Uncovering Family Affairs in Autoimmune Endocrine Diseases
Christopher Torrilla, Syed Sufyan Hussain, Frank Waldron-Lynch, Anne Dornhorst
Type 1 Diabetes mellitus (T1DM) is an autoimmune disease characterised by pancreatic β-cell destruction and absolute insulin deficiency. Histological and immuno-genetic evidence suggests T1DM is a T-cell mediated autoimmune process. Analysis of the genetic architecture of T1DM has identified HLA class I and II loci and over 40 non HLA loci associated with the disease. However, a substantial amount of the heritability of T1DM has not been accounted for by conventional genetic analysis.

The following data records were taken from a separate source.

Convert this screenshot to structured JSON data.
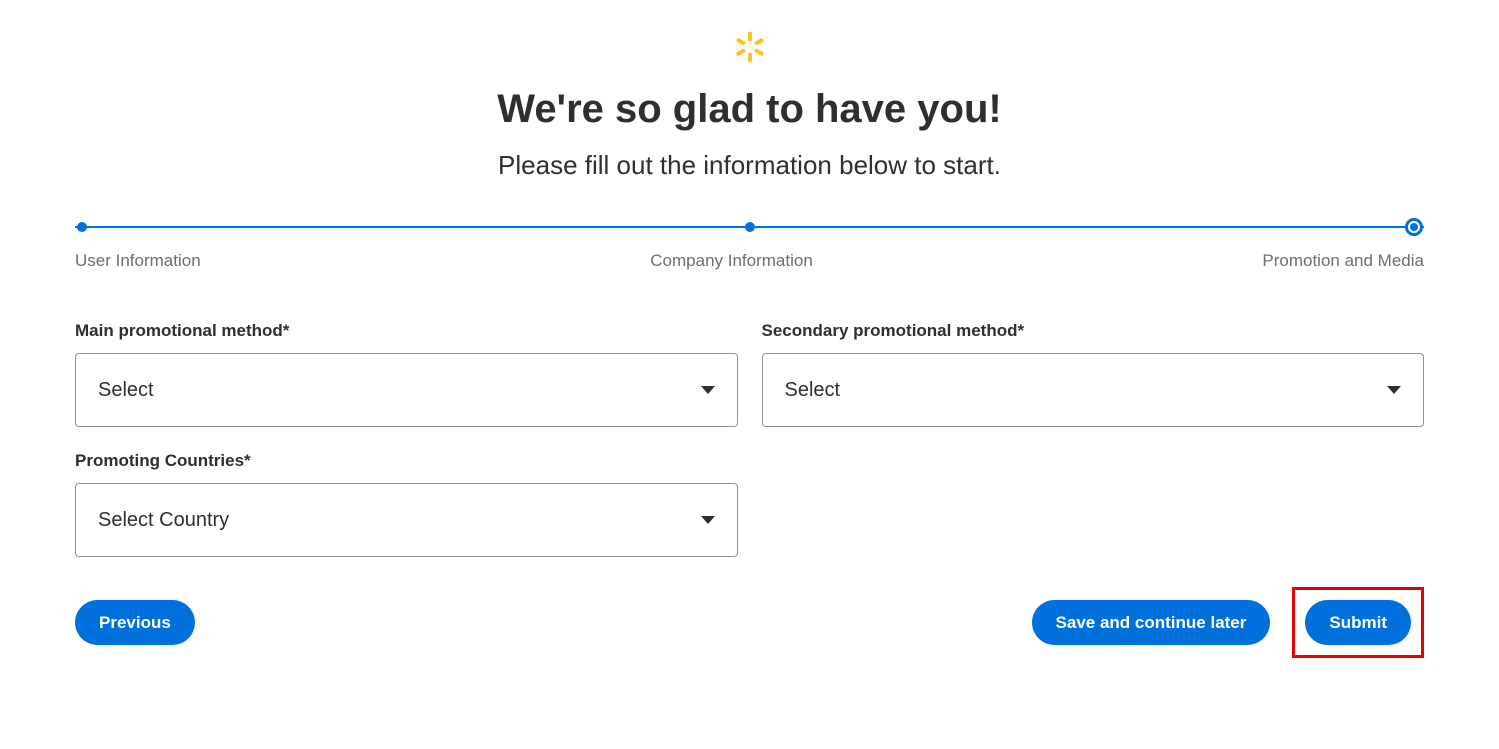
{
  "header": {
    "title": "We're so glad to have you!",
    "subtitle": "Please fill out the information below to start."
  },
  "stepper": {
    "steps": [
      "User Information",
      "Company Information",
      "Promotion and Media"
    ]
  },
  "form": {
    "main_method": {
      "label": "Main promotional method*",
      "value": "Select"
    },
    "secondary_method": {
      "label": "Secondary promotional method*",
      "value": "Select"
    },
    "countries": {
      "label": "Promoting Countries*",
      "value": "Select Country"
    }
  },
  "buttons": {
    "previous": "Previous",
    "save": "Save and continue later",
    "submit": "Submit"
  },
  "colors": {
    "primary": "#0071dc",
    "accent": "#ffc220",
    "highlight": "#e60000"
  }
}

By using informative families with a high prevalence of T1DM we hope to identify novel susceptibility loci associated with disease. Using combined linkage and association analysis we hope to elucidate the causal genes at these loci, proposing possible mechanisms for their involvement in T1DM.
Using the patient population under the care of Diabetologists at Charing Cross and Hammersmith Hospital, we identified patients with a significant family history of T1DM (≥1 first degree or ≥2 second degree relatives concordant for disease). Detailed clinical and family history was obtained from these patients. Saliva samples were collected for DNA extraction using Oragene-DNA self-collection kits. Ethical approval was obtained via Imperial College Tissue bank as a sub-collection for Cambridge Bioresource NRES 04/Q0108/44.
19 families were identified and detailed family histories were obtained. Families included a family with all male cases, a family with familial aggregation of T1DM and a family with clustering of several autoimmune diseases. Genotyping of the patient cohort is currently awaited. Recruitment is continuing with active participation from Charing Cross Hospital and the Diabetes and Inflammation Laboratory, Cambridge Institute for Medical Research (CIMR), Addenbrooke’s Hospital.
This preliminary investigation has identified the potential of studying families with a strong family history of T1DM. A multidisciplinary approach involving endocrinologists, immunologists and geneticists is required to further our understanding of the aetiology behind autoimmune endocrine diseases.